What does General Mitchell think of the film and your career at this point? ^ Both my parents were a little alarmed at first. The turn my career was taking after illustrious Broadway musicals and such. I was sort of getting bored and they thought I was going off the deep end or something. It took them awhile to come and see it, they were a little scared of it. They still can’t really discuss it at length, but I think the outside approval has helped them. You know, you kind of have to go to Japan sometimes to be a rock star. Now they’re very proud and they were at Sundance wearing the foam wigs at the concert, you know General Mitchell and the wig, So, now they’re very excited, the whole extended family is into it. My mom is from Scotland and we’re going to be premiering at Edinburgh at sort of a British premier. So that will be kind of a homecoming for us.
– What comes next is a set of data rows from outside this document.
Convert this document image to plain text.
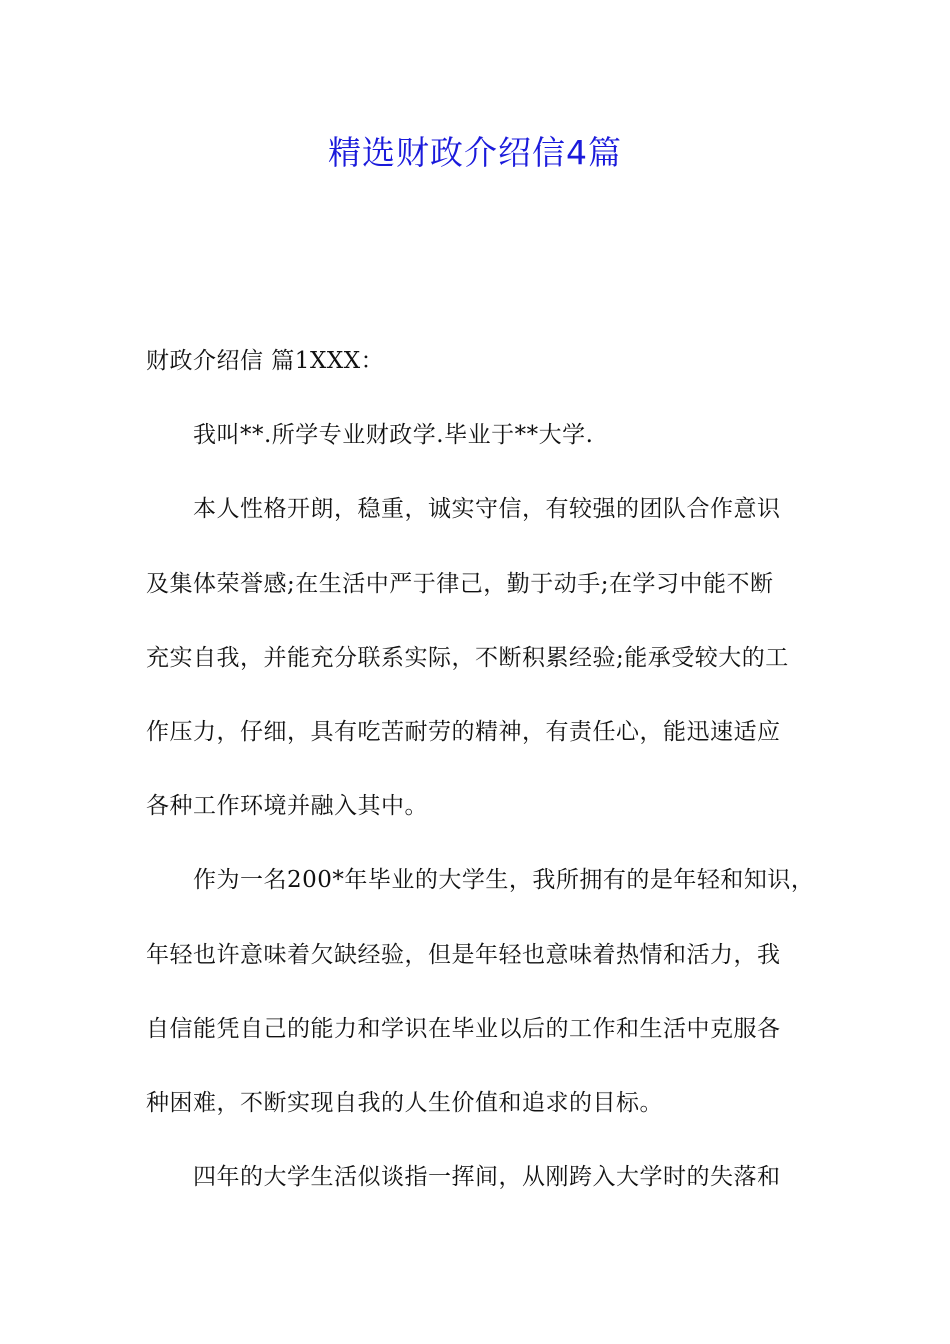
精选财政介绍信4篇

财政介绍信 篇1XXX：

我叫**.所学专业财政学.毕业于**大学.

本人性格开朗，稳重，诚实守信，有较强的团队合作意识

及集体荣誉感;在生活中严于律己，勤于动手;在学习中能不断

充实自我，并能充分联系实际，不断积累经验;能承受较大的工

作压力，仔细，具有吃苦耐劳的精神，有责任心，能迅速适应

各种工作环境并融入其中。

作为一名200*年毕业的大学生，我所拥有的是年轻和知识，

年轻也许意味着欠缺经验，但是年轻也意味着热情和活力，我

自信能凭自己的能力和学识在毕业以后的工作和生活中克服各

种困难，不断实现自我的人生价值和追求的目标。

四年的大学生活似谈指一挥间，从刚跨入大学时的失落和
I’ve read the bio, seen the movie, listened to the music, but can you tell me something about yourself that’s not in your official bio that might surprise us? ^ I guess, well talking about Scotland, I was in boarding school there when I was ten. Like a Benedictine boys low-rent boarding school, and there was a music ban. There was no music allowed except church music, and a couple of highland flames, know what I mean? I smuggled in a couple of things, but I remember clearly the song “Fox on the Run” by Sweet. It was heyday of glamrock on Britain. I was the librarian, so the only place I could play it was on the library record player, which was reserved for Gregorian chants, and whatever was available. I remember going in there with my headphones in the library surrounded by the lies of deceit dancing like a madman alone. ^ There’s something informative about that period in another way, because my first role that I ever played in a play or a musical, since it was a boys school, I was given the coveted role of the Virgin Mary in the nativity musical. So that may have been the beginning of the end for me.
Can you pinpoint the band that you might have open if Hedwig ever went on a World Tour? ^ Well, I know who I’d love to open for, Hedwig has opened for a lot of people over the years. (Laughs) That’s a joke by the way. I’d say opening for us, a lot of these people might find it an insult to open for anyone…
What about if you could open for anyone? ^ I think if I could open for someone, my favorite band would be the Pretenders. They’re one of my top five bands ever. Pretenders or the Violent Femmes.